開発者の苦悩
FNチャートの開発が進んでいる。
開発者と先程まで電話で打ち合わせしていたのだが、最終的な判断で、最新バージョンのリリースは延期することにした。
利用者の皆様、もう少しお待ちいただくようお願いいたします。
ソフトの開発作業は、表面的には分かり難く、なかなか理解されないことが多い。
今回のFNチャートでは、ランチャー(Launcher)機能を追加する予定。
これにより、顧客は、一度インストール作業を行なえば、後は、ソフトが更新する度に、新しいソフトを自動的にアップデートしてくれるようになる。
しかし、昨今、コンピューターウィルスが猛威を振るっている状況からか、開発ツールに余計な機能が添加され、このランチャー機能をインストールさせる際に不具合を生じさせる事態となっていたのだ。
その他にも、データを以前のものとは全く違うフォーマットに変えてしまった為、データのハンドリング方法が全く違うものに変更された。
安易に力技的に解決する方法もある。
しかし、その方法を採用してしまえば、今後、新しい機能追加の際に、収集がつかなくなるほど、不具合を生じさせるだろう。
事実、操作性の乏しいソフト、バージョンアップが滞っているソフトのほとんどがアーキテクチャー上の問題を抱えており、詮ずる所、開発の初期段階で、力技的な方法を用いてソフト開発を進めていたはずである。

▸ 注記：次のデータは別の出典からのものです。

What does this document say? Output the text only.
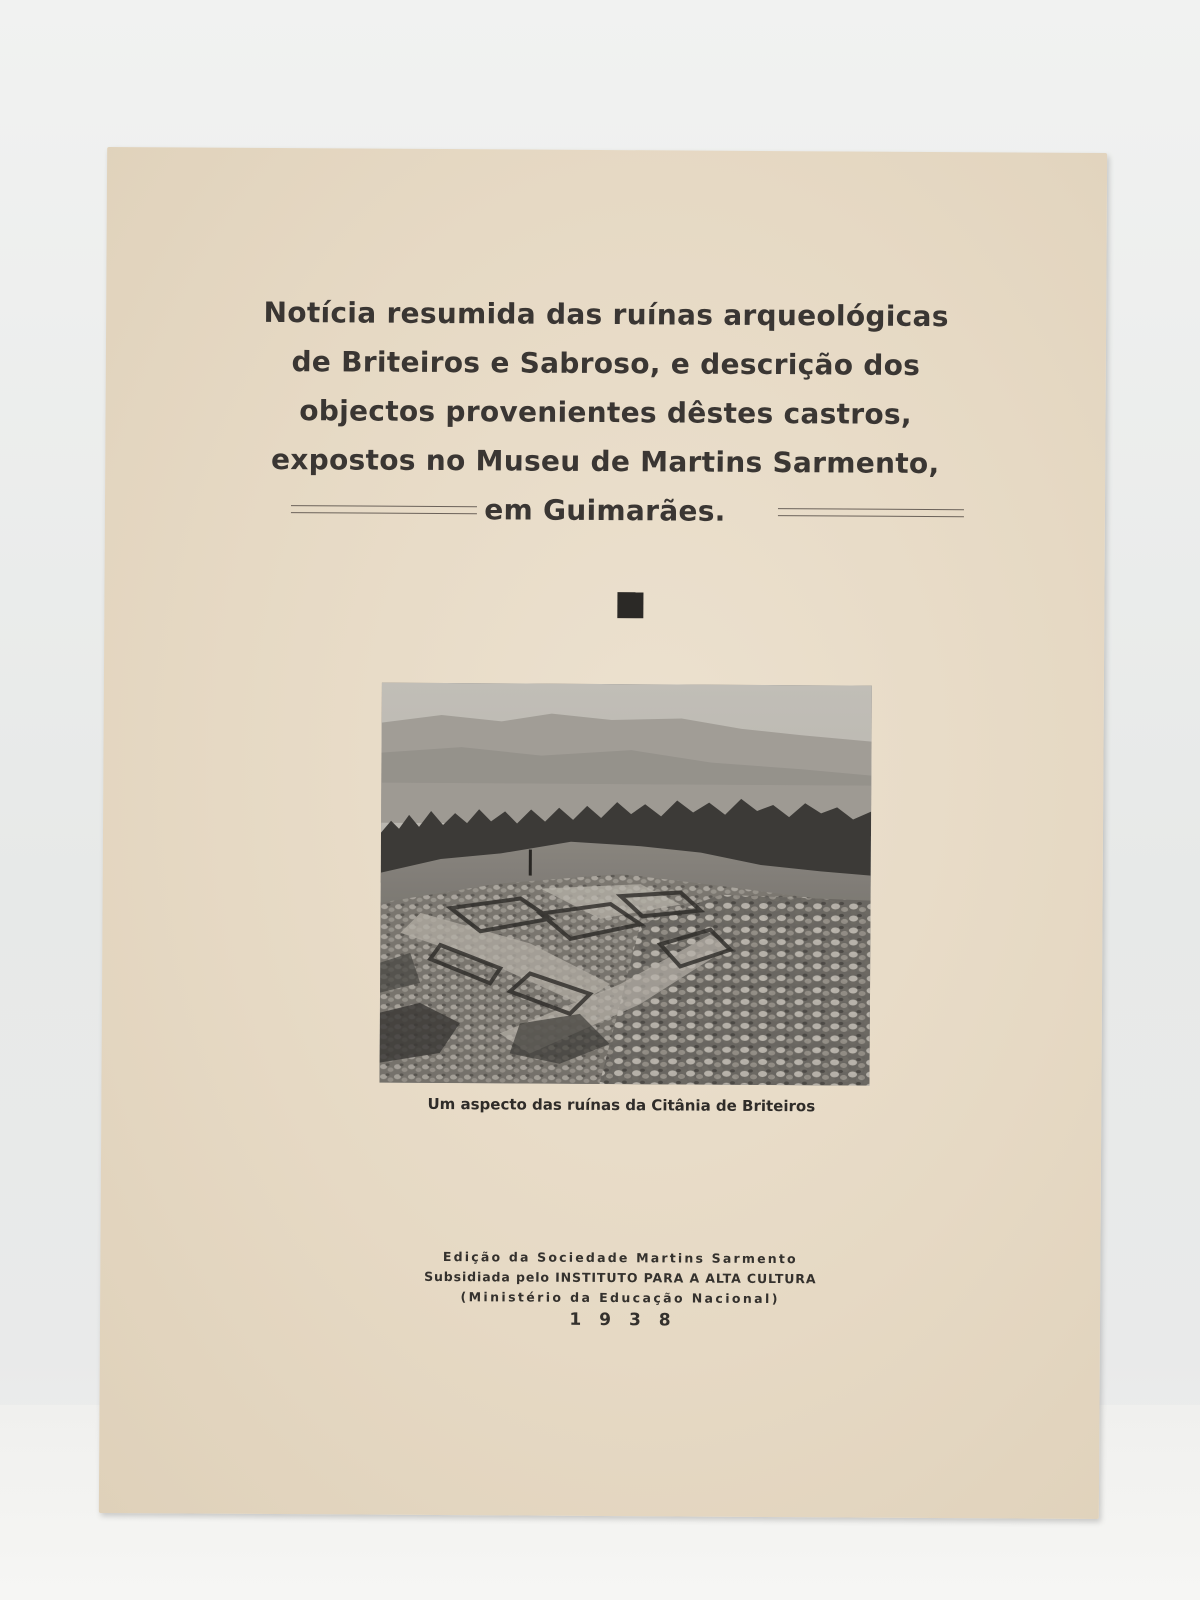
Notícia resumida das ruínas arqueológicas
de Briteiros e Sabroso, e descrição dos
objectos provenientes dêstes castros,
expostos no Museu de Martins Sarmento,
em Guimarães.
Um aspecto das ruínas da Citânia de Briteiros
Edição da Sociedade Martins Sarmento
Subsidiada pelo INSTITUTO PARA A ALTA CULTURA
(Ministério da Educação Nacional)
1938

その点、弊社のインド人プログラマーも、理路整然としたアーキテクチャーに則って作っているせいか、操作性にも優れているし、バージョンアップも容易に行なえている。
何でもそうであるが、やはり、基礎が大事なのである。
基礎段階での開発に時間が掛かっているが、これは、これから作られる新バージョンの開発には欠くことが出来ないこと。

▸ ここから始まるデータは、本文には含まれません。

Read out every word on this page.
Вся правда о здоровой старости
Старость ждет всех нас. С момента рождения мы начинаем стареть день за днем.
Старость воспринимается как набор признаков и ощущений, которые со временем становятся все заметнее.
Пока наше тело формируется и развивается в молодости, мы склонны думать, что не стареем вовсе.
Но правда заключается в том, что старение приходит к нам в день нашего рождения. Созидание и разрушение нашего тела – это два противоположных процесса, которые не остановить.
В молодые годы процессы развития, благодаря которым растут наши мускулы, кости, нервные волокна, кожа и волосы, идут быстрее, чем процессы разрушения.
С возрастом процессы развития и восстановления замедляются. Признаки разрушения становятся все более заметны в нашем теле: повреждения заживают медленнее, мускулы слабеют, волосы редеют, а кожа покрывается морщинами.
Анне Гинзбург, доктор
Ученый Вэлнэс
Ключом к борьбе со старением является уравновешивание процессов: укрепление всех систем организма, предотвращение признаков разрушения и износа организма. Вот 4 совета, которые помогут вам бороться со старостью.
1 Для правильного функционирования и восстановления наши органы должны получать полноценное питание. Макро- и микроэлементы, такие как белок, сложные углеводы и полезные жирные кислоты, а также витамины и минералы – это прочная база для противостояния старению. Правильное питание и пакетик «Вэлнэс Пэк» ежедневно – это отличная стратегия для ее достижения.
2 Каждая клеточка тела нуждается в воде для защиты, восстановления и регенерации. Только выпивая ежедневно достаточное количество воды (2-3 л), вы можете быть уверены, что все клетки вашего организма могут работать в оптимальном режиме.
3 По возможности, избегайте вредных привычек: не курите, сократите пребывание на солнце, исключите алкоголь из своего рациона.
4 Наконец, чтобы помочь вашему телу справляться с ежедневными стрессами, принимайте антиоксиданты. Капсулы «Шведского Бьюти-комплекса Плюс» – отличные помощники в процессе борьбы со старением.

ただ、時間がかかれば掛かるほど、お客様にも多大な迷惑をかけてしまっている。
この場を借りてお詫びしたい。
考えてみると、システムを生業とする職業は、開発者と顧客との板はさみになる立場上、こうした状況は避けられないのであろう。
お客様の声を聞き、それを如何に反映させるかを考えつつ、ソフト開発やシステム開発において、開発者の方針を理解してゆかなければならない。

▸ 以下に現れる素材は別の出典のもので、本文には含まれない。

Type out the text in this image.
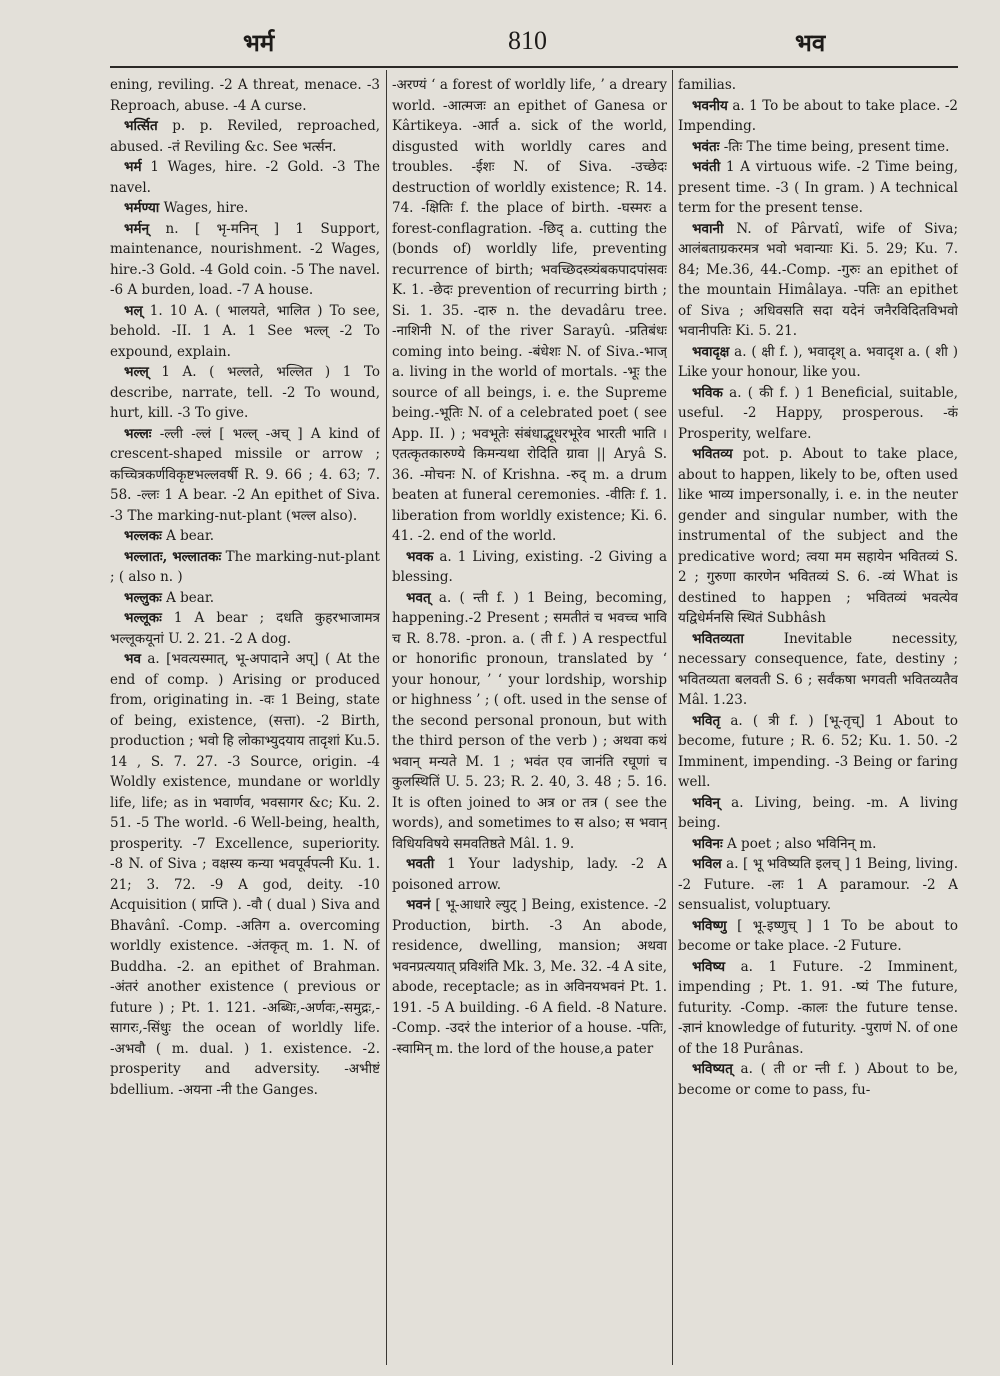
भर्म	810	भव

ening, reviling. -2 A threat, menace. -3 Reproach, abuse. -4 A curse.

भर्त्सित p. p. Reviled, reproached, abused. -तं Reviling &c. See भर्त्सन.

भर्म 1 Wages, hire. -2 Gold. -3 The navel.

भर्मण्या Wages, hire.

भर्मन् n. [ भृ-मनिन् ] 1 Support, maintenance, nourishment. -2 Wages, hire.-3 Gold. -4 Gold coin. -5 The navel. -6 A burden, load. -7 A house.

भल् 1. 10 A. ( भालयते, भालित ) To see, behold. -II. 1 A. 1 See भल्ल् -2 To expound, explain.

भल्ल् 1 A. ( भल्लते, भल्लित ) 1 To describe, narrate, tell. -2 To wound, hurt, kill. -3 To give.

भल्लः -ल्ली -ल्लं [ भल्ल् -अच् ] A kind of crescent-shaped missile or arrow ; कच्चित्रकर्णविकृष्टभल्लवर्षी R. 9. 66 ; 4. 63; 7. 58. -ल्लः 1 A bear. -2 An epithet of Siva. -3 The marking-nut-plant (भल्ल also).

भल्लकः A bear.

भल्लातः, भल्लातकः The marking-nut-plant ; ( also n. )

भल्लुकः A bear.

भल्लूकः 1 A bear ; दधति कुहरभाजामत्र भल्लूकयूनां U. 2. 21. -2 A dog.

भव a. [भवत्यस्मात्, भू-अपादाने अप्] ( At the end of comp. ) Arising or produced from, originating in. -वः 1 Being, state of being, existence, (सत्ता). -2 Birth, production ; भवो हि लोकाभ्युदयाय तादृशां Ku.5. 14 , S. 7. 27. -3 Source, origin. -4 Woldly existence, mundane or worldly life, life; as in भवार्णव, भवसागर &c; Ku. 2. 51. -5 The world. -6 Well-being, health, prosperity. -7 Excellence, superiority. -8 N. of Siva ; वक्षस्य कन्या भवपूर्वपत्नी Ku. 1. 21; 3. 72. -9 A god, deity. -10 Acquisition ( प्राप्ति ). -वौ ( dual ) Siva and Bhavânî. -Comp. -अतिग a. overcoming worldly existence. -अंतकृत् m. 1. N. of Buddha. -2. an epithet of Brahman. -अंतरं another existence ( previous or future ) ; Pt. 1. 121. -अब्धिः,-अर्णवः,-समुद्रः,-सागरः,-सिंधुः the ocean of worldly life. -अभवौ ( m. dual. ) 1. existence. -2. prosperity and adversity. -अभीष्टं bdellium. -अयना -नी the Ganges.

-अरण्यं ‘ a forest of worldly life, ’ a dreary world. -आत्मजः an epithet of Ganesa or Kârtikeya. -आर्त a. sick of the world, disgusted with worldly cares and troubles. -ईशः N. of Siva. -उच्छेदः destruction of worldly existence; R. 14. 74. -क्षितिः f. the place of birth. -घस्मरः a forest-conflagration. -छिद् a. cutting the (bonds of) worldly life, preventing recurrence of birth; भवच्छिदस्त्र्यंबकपादपांसवः K. 1. -छेदः prevention of recurring birth ; Si. 1. 35. -दारु n. the devadâru tree. -नाशिनी N. of the river Sarayû. -प्रतिबंधः coming into being. -बंधेशः N. of Siva.-भाज् a. living in the world of mortals. -भूः the source of all beings, i. e. the Supreme being.-भूतिः N. of a celebrated poet ( see App. II. ) ; भवभूतेः संबंधाद्भूधरभूरेव भारती भाति । एतत्कृतकारुण्ये किमन्यथा रोदिति ग्रावा || Aryâ S. 36. -मोचनः N. of Krishna. -रुद् m. a drum beaten at funeral ceremonies. -वीतिः f. 1. liberation from worldly existence; Ki. 6. 41. -2. end of the world.

भवक a. 1 Living, existing. -2 Giving a blessing.

भवत् a. ( न्ती f. ) 1 Being, becoming, happening.-2 Present ; समतीतं च भवच्च भावि च R. 8.78. -pron. a. ( ती f. ) A respectful or honorific pronoun, translated by ‘ your honour, ’ ‘ your lordship, worship or highness ’ ; ( oft. used in the sense of the second personal pronoun, but with the third person of the verb ) ; अथवा कथं भवान् मन्यते M. 1 ; भवंत एव जानंति रघूणां च कुलस्थितिं U. 5. 23; R. 2. 40, 3. 48 ; 5. 16. It is often joined to अत्र or तत्र ( see the words), and sometimes to स also; स भवान् विधियविषये समवतिष्ठते Mâl. 1. 9.

भवती 1 Your ladyship, lady. -2 A poisoned arrow.

भवनं [ भू-आधारे ल्युट् ] Being, existence. -2 Production, birth. -3 An abode, residence, dwelling, mansion; अथवा भवनप्रत्ययात् प्रविशंति Mk. 3, Me. 32. -4 A site, abode, receptacle; as in अविनयभवनं Pt. 1. 191. -5 A building. -6 A field. -8 Nature. -Comp. -उदरं the interior of a house. -पतिः, -स्वामिन् m. the lord of the house,a pater

familias.

भवनीय a. 1 To be about to take place. -2 Impending.

भवंतः -तिः The time being, present time.

भवंती 1 A virtuous wife. -2 Time being, present time. -3 ( In gram. ) A technical term for the present tense.

भवानी N. of Pârvatî, wife of Siva; आलंबताग्रकरमत्र भवो भवान्याः Ki. 5. 29; Ku. 7. 84; Me.36, 44.-Comp. -गुरुः an epithet of the mountain Himâlaya. -पतिः an epithet of Siva ; अधिवसति सदा यदेनं जनैरविदितविभवो भवानीपतिः Ki. 5. 21.

भवादृक्ष a. ( क्षी f. ), भवादृश् a. भवादृश a. ( शी ) Like your honour, like you.

भविक a. ( की f. ) 1 Beneficial, suitable, useful. -2 Happy, prosperous. -कं Prosperity, welfare.

भवितव्य pot. p. About to take place, about to happen, likely to be, often used like भाव्य impersonally, i. e. in the neuter gender and singular number, with the instrumental of the subject and the predicative word; त्वया मम सहायेन भवितव्यं S. 2 ; गुरुणा कारणेन भवितव्यं S. 6. -व्यं What is destined to happen ; भवितव्यं भवत्येव यद्विधेर्मनसि स्थितं Subhâsh

भवितव्यता Inevitable necessity, necessary consequence, fate, destiny ; भवितव्यता बलवती S. 6 ; सर्वंकषा भगवती भवितव्यतैव Mâl. 1.23.

भवितृ a. ( त्री f. ) [भू-तृच्] 1 About to become, future ; R. 6. 52; Ku. 1. 50. -2 Imminent, impending. -3 Being or faring well.

भविन् a. Living, being. -m. A living being.

भविनः A poet ; also भविनिन् m.

भविल a. [ भू भविष्यति इलच् ] 1 Being, living. -2 Future. -लः 1 A paramour. -2 A sensualist, voluptuary.

भविष्णु [ भू-इष्णुच् ] 1 To be about to become or take place. -2 Future.

भविष्य a. 1 Future. -2 Imminent, impending ; Pt. 1. 91. -ष्यं The future, futurity. -Comp. -कालः the future tense. -ज्ञानं knowledge of futurity. -पुराणं N. of one of the 18 Purânas.

भविष्यत् a. ( ती or न्ती f. ) About to be, become or come to pass, fu-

いい加減な開発者も多い中、職人的な良い開発者ほど、他人に媚びず、自身のこだわりを持って開発に勤しむ。
私たちのオンライン証券は、どちらかというと、製造業的な色彩の濃い証券会社となっていることに気付かされる。
既に、私の頭の中には、次世代の取引端末のイメージが固まりつつある。
これも顧客からの真摯な要望が、インスピレーションを与えてくれるものだ。
現代は、IT社会。
ITのもたらす恩恵を十全に活かせる証券会社が生き残れるのだろう。